Success is dependent upon the combination of practical performance in terms of the Teachers’ Standards and academic performance in terms of knowledge, understanding, reflection and evaluation.
A variety of topic areas are explored, from lesson planning and classroom management to differentiation and developing pupils’ independence. Themes also include teaching in the target language, grammar teaching, integrating literature and cultural awareness in Modern Languages lessons for example. Current developments in teaching and learning are discussed as well as the National Curriculum and exam specifications.
The knowledge, understanding and practice of student teachers are developed through extensive teaching practice, research assignments team work and discussions, seminars and workshops.
Tutoring and support
Each student teacher will personally be allocated a Modern Languages university tutor as well as a school mentor whilst on placement, who will guide and support them throughout their training.
Meet the course teamMartine Delbauve and Angela Bowes.
Spending at least a few days in an English secondary school before the start of the PGDipEd course is advisable and candidates can either organise their own placement for this or contact the Department for Education about its school experience programmes. We also encourage candidates to develop a second foreign language in order to increase their employability. We will also provide you with a list of optional activities to undertake during the summer.
We support and advise student teachers with job applications and interviews. Our course is very well regarded and our employment rate is very high.
Once students have completed the PGDipEd and their induction year they may return to study with us on a part-time basis to complete a 60 credit dissertation and obtain an MA in Teaching Studies.
The Elaine Hurman Prize
Established by John Hurman in memory of his wife, a former student and teacher of Modern Languages, a prize of £200 is awarded annually to a student teacher in Modern Languages for demonstrating particular expertise in eliciting oral responses in the target language in class. Eligible students are nominated by mentors and the successful candidate will be recommended for the prize as a result of their classroom proficiency in the above areas.

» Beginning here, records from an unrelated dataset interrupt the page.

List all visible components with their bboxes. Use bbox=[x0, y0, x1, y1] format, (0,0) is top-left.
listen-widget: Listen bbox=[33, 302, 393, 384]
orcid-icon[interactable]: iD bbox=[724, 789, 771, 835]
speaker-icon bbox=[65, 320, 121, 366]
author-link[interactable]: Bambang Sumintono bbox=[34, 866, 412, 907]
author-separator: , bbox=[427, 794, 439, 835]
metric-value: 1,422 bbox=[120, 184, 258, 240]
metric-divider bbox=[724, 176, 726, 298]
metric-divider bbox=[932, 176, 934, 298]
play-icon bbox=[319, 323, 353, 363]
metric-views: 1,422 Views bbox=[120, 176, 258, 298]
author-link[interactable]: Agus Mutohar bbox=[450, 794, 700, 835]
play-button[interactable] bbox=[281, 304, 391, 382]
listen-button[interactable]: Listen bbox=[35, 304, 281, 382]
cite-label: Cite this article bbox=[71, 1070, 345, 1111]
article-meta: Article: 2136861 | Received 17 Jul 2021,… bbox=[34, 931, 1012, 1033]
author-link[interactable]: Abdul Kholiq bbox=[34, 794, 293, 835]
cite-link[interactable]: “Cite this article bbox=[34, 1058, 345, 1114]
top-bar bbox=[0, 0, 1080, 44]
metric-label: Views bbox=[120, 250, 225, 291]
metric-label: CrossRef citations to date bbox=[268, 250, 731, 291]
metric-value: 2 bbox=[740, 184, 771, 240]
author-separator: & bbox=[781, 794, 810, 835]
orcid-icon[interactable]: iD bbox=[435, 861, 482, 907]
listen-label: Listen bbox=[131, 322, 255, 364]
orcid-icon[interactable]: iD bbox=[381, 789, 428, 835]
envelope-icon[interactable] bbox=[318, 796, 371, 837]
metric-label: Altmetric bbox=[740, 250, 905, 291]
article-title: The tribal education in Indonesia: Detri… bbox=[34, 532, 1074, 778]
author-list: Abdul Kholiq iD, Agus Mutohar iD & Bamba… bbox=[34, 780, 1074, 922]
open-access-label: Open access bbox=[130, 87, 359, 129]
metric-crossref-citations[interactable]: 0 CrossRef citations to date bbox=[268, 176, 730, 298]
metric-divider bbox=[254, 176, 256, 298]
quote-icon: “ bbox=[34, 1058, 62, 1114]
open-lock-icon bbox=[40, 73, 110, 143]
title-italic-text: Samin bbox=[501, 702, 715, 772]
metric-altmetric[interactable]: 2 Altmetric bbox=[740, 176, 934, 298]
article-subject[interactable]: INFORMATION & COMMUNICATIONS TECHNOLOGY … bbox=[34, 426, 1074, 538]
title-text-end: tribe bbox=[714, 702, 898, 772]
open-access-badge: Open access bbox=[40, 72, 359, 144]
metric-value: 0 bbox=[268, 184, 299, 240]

All students have to complete six modules, five of which require a written assignment, and pass the Professional Skills in Numeracy and Literacy. In addition all students complete two teaching placements and have to meet the Teachers' Standards for the Award of Qualified Teacher Status (QTS).
Our PGDipEd in Modern Languages is highly regarded locally and nationally. We have an excellent record of student teachers gaining jobs at the end of the course and many of them chose to stay in the region.
Our employment rate is very high, and a number of our student teachers go on to become heads of department, lead practitioners or mentors working in partnership with us.